Don Sahong delivers
No surprises
4Q21 results were in line with our/market expectations, with Don Sahong resuming full operation following scheduled turbine maintenance in 3Q21. Dividend was expectedly tepid as management continues to conserve cash for potential acquisitions. We still expect management to pursue value-accretive RE opportunities. Maintain BUY with a marginally lower MYR4.20 TP (-2%).
Results in line
Excluding unrealised forex and fair value adjustments, Mega First’s 4Q21 core net profit of MYR100m (+10% YoY, +12% QoQ) brings FY21 core net profit to MYR349m (+6% YoY), 3% above our forecasts and almost spot on with consensus. Reported earnings include a MYR125.1m one-off unallocated bargain difference in the associate income line (from the acquisition of Emery Oleochemical), which we have excluded from our core earnings. A 3.5sen DPS was declared, bringing full year DPS to 6.75sen (+8% YoY), representing a 14% payout ratio.
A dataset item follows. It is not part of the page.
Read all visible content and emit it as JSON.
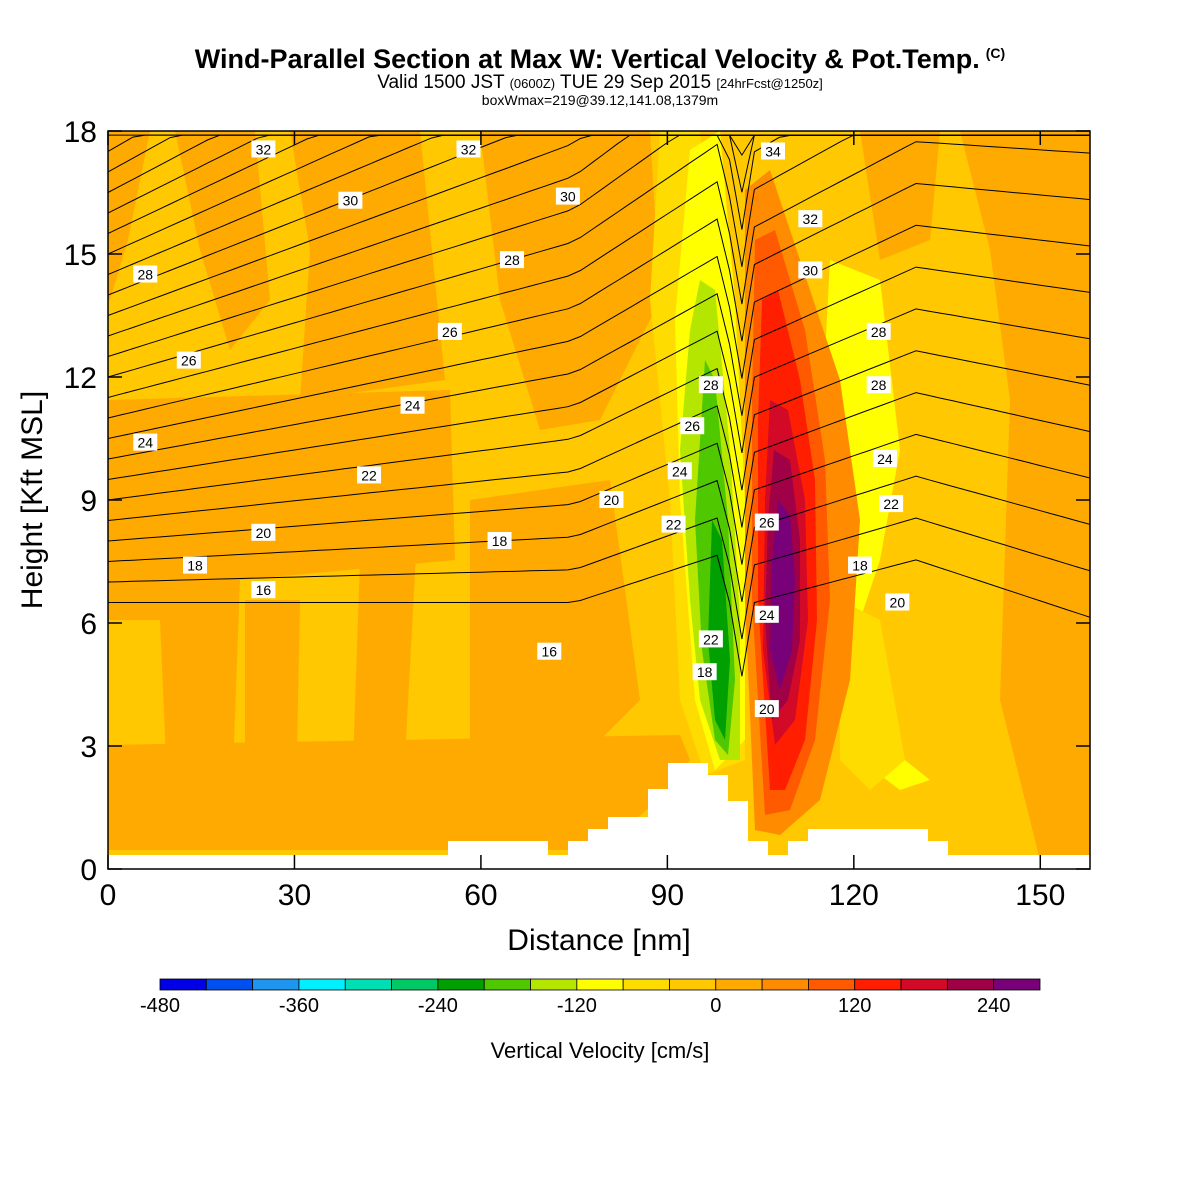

Sequentially higher for all segments
Renewable energy EBIT was higher QoQ due to a base effect (recall Don Sahong revenue underwent scheduled turbine maintenance in 3Q21). Don Sahong’s availability improved to 97.5% in 4Q21, from 90.1% in 3Q21. Meanwhile, resources EBIT was higher QoQ due to domestic demand recovery. Packaging EBIT was also higher QoQ due to the full-quarter consolidation of Stenta (two months contribution in 3Q21) and higher earnings and Hexachase.
Revising forecasts
We have lowered our FY22/23 net profit forecasts by 1%/10% as we delay the commissioning of Don Sahong’s fifth turbine from FY23 to FY24 in line with guidance, and introduce FY24 forecasts. Our TP (based on a sum-of-parts and includes MYR0.25/share of new projects) is marginally lowered to MYR4.20 (-2%). Management will host a results call this afternoon.